Benefits of document classification

How business processes improve with it

Is document processing really needed?

With the spread of digitalisation we would be tempted to believe that document processing is a thing of the past. Aren't companies moving towards a paperless standard? Does not every information transmission take place over a digital channel? Because if such is the case it seems hard to find a place for document classification these days.

In fact this assumption is at least misleading and at most utterly wrong for two reasons

  • Not every market and not every industry in every market has made the transition to a fully digital operation. Think of the last time you signed on a paper. I would bet this took place very recently. And this paper will be archived somewhere in old ink and paper form.
  • Even if the transition to the digital sphere has been made or is midway completed, the case for document processing is as strong. The reason is that there is a big difference between human-readable documents and machine-readable objects. While an image file, be it pdf, jpg or similar, is good for human users or agents, it still needs to be processed along the same lines as the old fashioned paper. The need and the process remain nearly the same.
Therefore businesses and other organisations have to tackle the processing of vaste amounts of non-structured data contained in images, pdf or paper documents. Processing those documents typically means identifying the class they belong to (that's classification) but also extracting some relevant data from it (which is called entity extraction).

Text classification: what is it?

The concept is pretty simple. Given a certain document assign it to one of a closed set of predefined categories. For example, is this a resume or a payroll slip or an invoice. Those categories must have some solid, preexisting business meaning and classifying the documents has to be a required step in some business workflow. The traditional approach is to set up a team of agents that go through the document stream and manually annotate the class that each document belongs to. Initially every agent of the team had to be in the same place, but now and thsanks to technology it is also possible to have decentralized teams accessing a database of digitized documents. While perfectly feasible this approach presents a number of drawbacks:
  • The approach is not cost efficient. Specifically costs grow proportionally with the growth in the document stream, preventing the appearance of any economy of scale.
  • Such a repetitive process is necessary error-prone, even if the task is relatively simple. Some companies solve this problem duplicating the team and classifying each document twice. Whenever there is disagreement, a third agent takes the final decision. Of course this solution increases the cost even more.
The alternative is the introduction of automatic document classification methods where the combination of the right Natural Language Processing methodology with other IT components such as OCR, web services and cloud processing can deliver a scalable, fast and efficient alternative.

Information extraction

The job is incomplete if we limit ourselves to document classification. Our business process will typically require the extraction of relevant information from the document in structured form. For example:

  • From an invoice extract the invoice date or the tax number of the client
  • From a payroll slip extract the net salary or the tenure of the employee

The automation of such tasks is surrounded by a number of technical challenges that go beyond natural language processing and touch the field of computer vision. However this automation has an obvious range of advantages, from speed and efficiency to economies of scale.
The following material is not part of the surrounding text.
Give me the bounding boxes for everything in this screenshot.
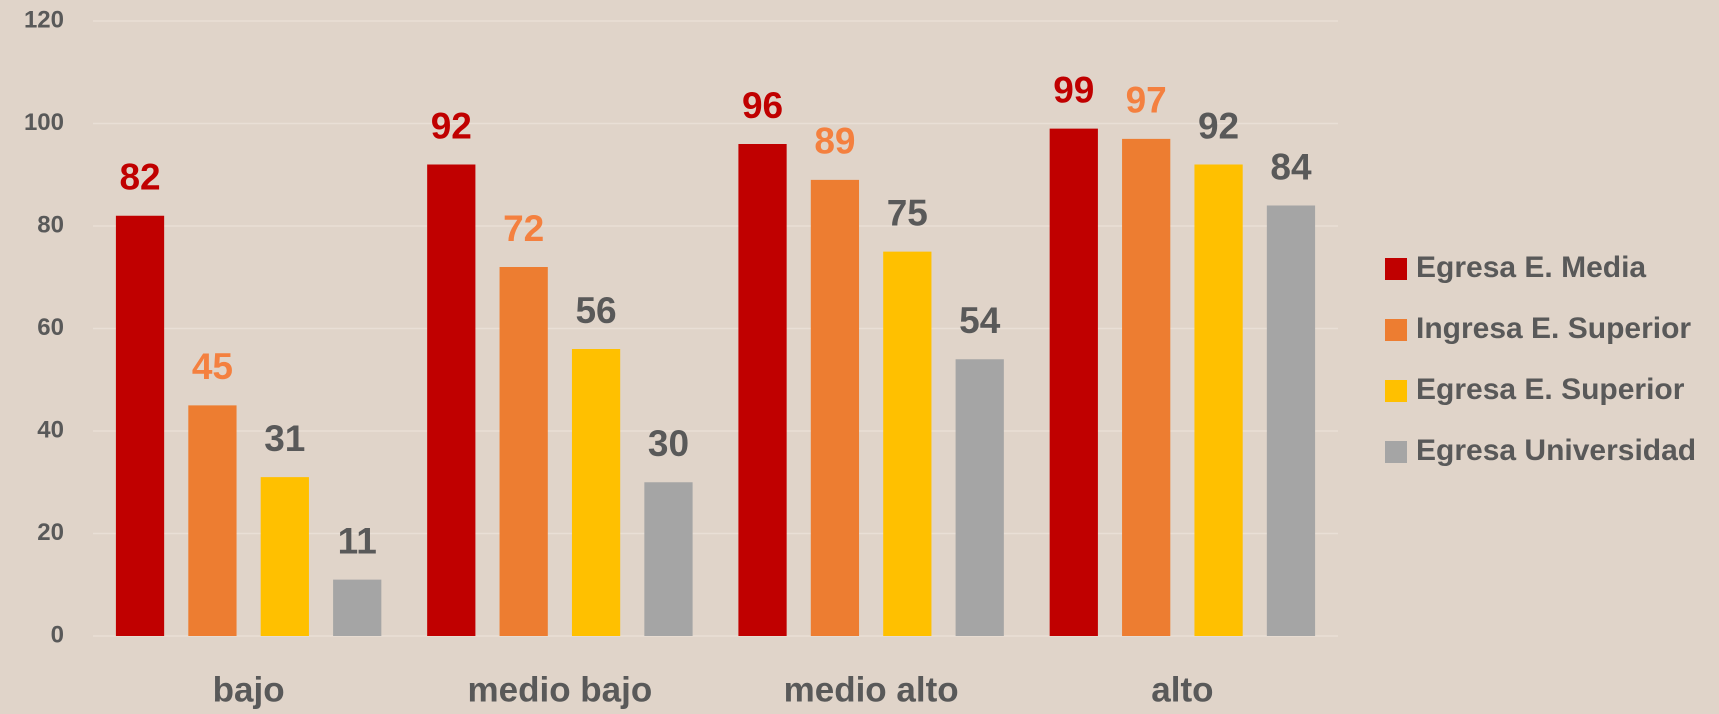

In natural language processing there is a distinction between Named Entities (typically proper nouns such as country names or organization but also dates an numbers) and Slots (which are domain-specific pieces of data such as Tax ids or Part number). Both heuristic and Machine Learning techniques are required to extract these data from the original image.

In some cases non textual information such as logos, signatures or stamps need to be extracted and sometimes matched against a reference image. This falls in the computer vision domain once more.

Practical use cases

The number of situations where scanned or paper documents are sent for processing is really wide. We will mention only a handful of them.

  • Customer onboarding. Be it in insurance, telecoms, finance or utilities, the need for the supplier to get and process documents from the client can be found everywhere. The utility company needs the rent contract of the client. The finance house asks for a payroll slip. The insurance company requests a blood test. Many more cases like those happen every day.
  • Insurance claims. There are few industries more swamped with documents than Insurance. This trait is more evident in the claims department where procedures require a number of document pieces to back up the claim. A lot of manual processing in place.
  • Legal advice. This area deserves a post in its own right. Just imagine the time taken by lawyers just to find a small piece of data across a number of thick files holding past court decisions or contracts.

Benefits

We expect that the benefits of document classification have become evident in this post. Namely:

  • Speed. These days everybody wants and expects immediate turnaround of any process. Delaying a business process in insurance, credit, retail or any other business because someone needs to go through a huge stack of papers is unthinkable.
  • Efficiency. While technology is not always cheap and not every manual action is candidate for automation, most of the time automation brings about process reliability and economic sense to the business.
  • Economies of scale. And once automation is introduced the ability to grow the business in a fast and agile manner is available for the management who can tackle growth peaks by just adding some - or none at all! - technical resources.